In the Gospel today, Jesus teaches the most important remedy for the healing of our wounded souls and wounded relationships: forgiveness.  Through Jesus’ passion and death, God has forgiven us—our wounded relationship with God is healed.  And we are called to practice that same forgiveness towards others.  Just as there is not a single sin God will not forgive, so too there isn’t a single sin that we are not called to forgive.

Jesus says to forgive not just seven times, but seven times seven.

In the Hebrew tradition the number seven is a sacred number and refers to the limitless holiness of God.  When Jesus commands his disciples to forgive “seventy times seven” times, it is to say that his disciples are to have no limit in their own forgiveness. 
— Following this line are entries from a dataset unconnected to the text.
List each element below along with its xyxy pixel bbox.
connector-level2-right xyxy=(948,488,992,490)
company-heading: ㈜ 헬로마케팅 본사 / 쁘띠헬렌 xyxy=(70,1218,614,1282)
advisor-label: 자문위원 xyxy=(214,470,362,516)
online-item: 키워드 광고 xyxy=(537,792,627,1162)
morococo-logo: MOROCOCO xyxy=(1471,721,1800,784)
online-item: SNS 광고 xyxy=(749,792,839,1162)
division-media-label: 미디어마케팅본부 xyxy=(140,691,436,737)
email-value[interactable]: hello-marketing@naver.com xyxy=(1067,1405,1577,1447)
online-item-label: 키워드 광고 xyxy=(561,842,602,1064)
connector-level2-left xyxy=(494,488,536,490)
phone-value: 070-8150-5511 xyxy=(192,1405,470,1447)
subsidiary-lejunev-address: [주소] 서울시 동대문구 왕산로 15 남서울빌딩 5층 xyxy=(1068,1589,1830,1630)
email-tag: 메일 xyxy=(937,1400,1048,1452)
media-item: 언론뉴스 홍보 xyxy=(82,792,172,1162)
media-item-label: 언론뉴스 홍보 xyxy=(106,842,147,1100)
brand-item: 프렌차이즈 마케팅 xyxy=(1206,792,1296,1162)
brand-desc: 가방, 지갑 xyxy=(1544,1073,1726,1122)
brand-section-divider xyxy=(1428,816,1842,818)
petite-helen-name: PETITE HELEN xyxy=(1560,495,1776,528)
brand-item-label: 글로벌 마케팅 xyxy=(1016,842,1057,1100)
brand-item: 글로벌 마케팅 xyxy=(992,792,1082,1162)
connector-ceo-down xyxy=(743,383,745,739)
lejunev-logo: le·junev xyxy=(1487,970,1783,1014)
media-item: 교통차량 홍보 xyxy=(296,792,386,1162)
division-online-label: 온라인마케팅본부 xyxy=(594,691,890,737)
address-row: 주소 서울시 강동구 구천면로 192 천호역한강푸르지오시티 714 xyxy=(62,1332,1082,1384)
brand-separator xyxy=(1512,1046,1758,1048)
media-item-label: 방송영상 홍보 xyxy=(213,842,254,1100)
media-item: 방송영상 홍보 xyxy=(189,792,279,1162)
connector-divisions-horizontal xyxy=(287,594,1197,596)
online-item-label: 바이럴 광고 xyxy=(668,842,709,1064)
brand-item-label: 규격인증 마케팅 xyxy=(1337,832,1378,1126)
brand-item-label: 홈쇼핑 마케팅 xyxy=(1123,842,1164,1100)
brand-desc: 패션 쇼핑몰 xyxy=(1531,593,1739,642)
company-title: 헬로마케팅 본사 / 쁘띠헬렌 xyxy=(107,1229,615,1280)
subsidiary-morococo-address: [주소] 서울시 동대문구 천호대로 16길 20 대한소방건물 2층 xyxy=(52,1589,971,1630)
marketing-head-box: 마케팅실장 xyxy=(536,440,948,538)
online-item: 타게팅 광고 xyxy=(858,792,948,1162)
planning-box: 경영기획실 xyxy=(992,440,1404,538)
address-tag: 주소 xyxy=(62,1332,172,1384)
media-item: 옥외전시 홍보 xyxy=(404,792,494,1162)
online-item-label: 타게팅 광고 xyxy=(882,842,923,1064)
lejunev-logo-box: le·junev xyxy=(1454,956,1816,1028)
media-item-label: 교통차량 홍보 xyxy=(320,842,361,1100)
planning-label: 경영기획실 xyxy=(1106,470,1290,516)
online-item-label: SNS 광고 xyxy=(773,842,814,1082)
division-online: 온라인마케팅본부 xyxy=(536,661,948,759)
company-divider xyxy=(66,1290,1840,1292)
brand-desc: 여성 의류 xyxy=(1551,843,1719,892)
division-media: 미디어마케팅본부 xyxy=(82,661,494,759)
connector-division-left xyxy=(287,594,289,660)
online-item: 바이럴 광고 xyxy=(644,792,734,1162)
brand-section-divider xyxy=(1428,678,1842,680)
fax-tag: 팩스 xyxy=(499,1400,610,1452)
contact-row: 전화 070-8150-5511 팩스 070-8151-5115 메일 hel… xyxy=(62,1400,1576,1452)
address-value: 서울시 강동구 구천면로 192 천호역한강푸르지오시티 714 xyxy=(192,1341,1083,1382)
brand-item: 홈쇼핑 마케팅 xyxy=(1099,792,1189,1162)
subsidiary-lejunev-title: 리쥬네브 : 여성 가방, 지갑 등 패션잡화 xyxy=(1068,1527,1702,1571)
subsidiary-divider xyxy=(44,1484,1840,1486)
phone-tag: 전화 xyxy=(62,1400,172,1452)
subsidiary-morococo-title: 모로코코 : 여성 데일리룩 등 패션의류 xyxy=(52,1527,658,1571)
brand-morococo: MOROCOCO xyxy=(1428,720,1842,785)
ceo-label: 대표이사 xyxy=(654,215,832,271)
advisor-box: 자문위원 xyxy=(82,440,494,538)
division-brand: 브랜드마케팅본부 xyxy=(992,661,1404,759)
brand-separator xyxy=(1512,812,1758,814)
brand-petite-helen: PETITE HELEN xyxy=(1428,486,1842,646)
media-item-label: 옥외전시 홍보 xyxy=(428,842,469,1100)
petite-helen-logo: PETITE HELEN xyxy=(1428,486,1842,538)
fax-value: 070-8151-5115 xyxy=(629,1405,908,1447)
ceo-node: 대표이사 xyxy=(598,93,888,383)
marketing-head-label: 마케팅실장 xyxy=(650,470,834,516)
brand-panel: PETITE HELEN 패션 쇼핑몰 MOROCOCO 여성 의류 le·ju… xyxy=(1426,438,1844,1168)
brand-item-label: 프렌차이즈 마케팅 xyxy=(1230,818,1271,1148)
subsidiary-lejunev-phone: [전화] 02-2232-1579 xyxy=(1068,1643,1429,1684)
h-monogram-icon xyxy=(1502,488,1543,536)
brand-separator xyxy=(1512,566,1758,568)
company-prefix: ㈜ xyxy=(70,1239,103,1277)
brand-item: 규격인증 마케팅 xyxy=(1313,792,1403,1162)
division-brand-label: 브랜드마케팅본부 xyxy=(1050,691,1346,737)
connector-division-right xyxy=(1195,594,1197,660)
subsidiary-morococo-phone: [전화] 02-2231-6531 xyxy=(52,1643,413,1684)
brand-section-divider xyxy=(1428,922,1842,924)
It is difficult to forgive those who betray us—who offend, who harm us with their words and actions.  To forgive them sometimes feels like we are giving them a free pass.  Forgiving once, is sometimes hard enough, when we are hurt, there is that part of us that says, “I don’t want to talk to them, I don’t want to see them, I don’t want to be near them, I don’t even want to think about them.”  A Christian must never say, “I will never forgive you.” 

For Christ came to heal the wounds of sin and division—our division from God, and the division we continue to create between ourselves. 


So we need to be constantly about the work of forgiveness.  If upon self-examination you detect any anger or any hurt, now is the time to let it go.  And if the Holy Spirit is urging you to seek the forgiveness of a family member or neighbor you may have offended, go, do your best to be reconciled, to make peace, for the glory of God and salvation of souls.